The resulting $z$ score with a p value less than 0.05 also rejects the null hypothesis, supporting the initial conclusion that there is a difference between mean call back rates between white-sounding and black-sounding name. 

## 5. Does your analysis mean that race/name is the most important factor in callback success? Why or why not? If not, how would you amend your analysis?

This analysis by no means show that race/name is the most important factor in callback success.
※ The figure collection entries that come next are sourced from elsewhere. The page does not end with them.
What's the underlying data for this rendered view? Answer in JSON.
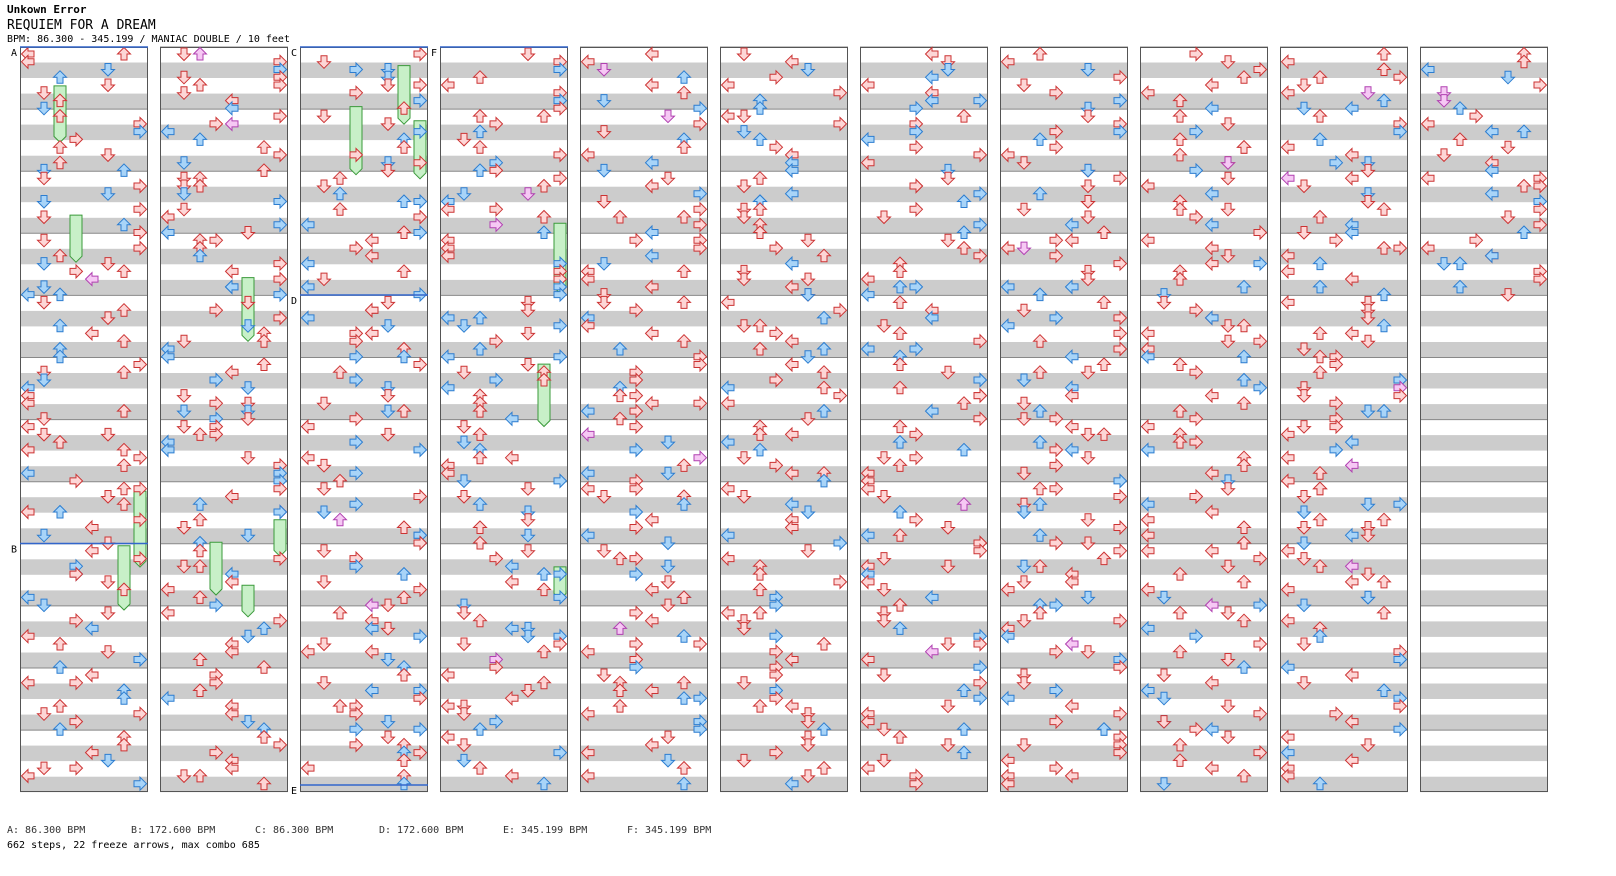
{
  "header": {
    "artist": "Unkown Error",
    "title": "REQUIEM FOR A DREAM",
    "info": "BPM: 86.300 - 345.199 / MANIAC DOUBLE / 10 feet"
  },
  "bpm_section_labels": [
    "A",
    "B",
    "C",
    "D",
    "E",
    "F"
  ],
  "bpm_legend": [
    "A: 86.300 BPM",
    "B: 172.600 BPM",
    "C: 86.300 BPM",
    "D: 172.600 BPM",
    "E: 345.199 BPM",
    "F: 345.199 BPM"
  ],
  "stats": "662 steps, 22 freeze arrows, max combo 685",
  "colors": {
    "stripe": "#cccccc",
    "border": "#555555",
    "bpm_line": "#3366cc",
    "arrow_red_fill": "#fdd6d6",
    "arrow_red_stroke": "#cc3333",
    "arrow_blue_fill": "#a8d4f8",
    "arrow_blue_stroke": "#2c7dd0",
    "arrow_pink_fill": "#f6c8f4",
    "arrow_pink_stroke": "#b040b0",
    "freeze_fill": "#c8f0c8",
    "freeze_stroke": "#3a9a3a"
  },
  "icons": [
    "left-arrow-icon",
    "down-arrow-icon",
    "up-arrow-icon",
    "right-arrow-icon"
  ]
}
We see an association, and proved the difference to be statistically significant, with white-sounding names receiving about 3% more callbacks than black-sounding names, but this is considering that all other factors stay equal. The low rate of callbacks even with race seem to suggest that some other factors like education or years of experience may be more important. 

To amend the analysis, a linear regression or a logistical regression would be used to measure impact size of different factors in callback success.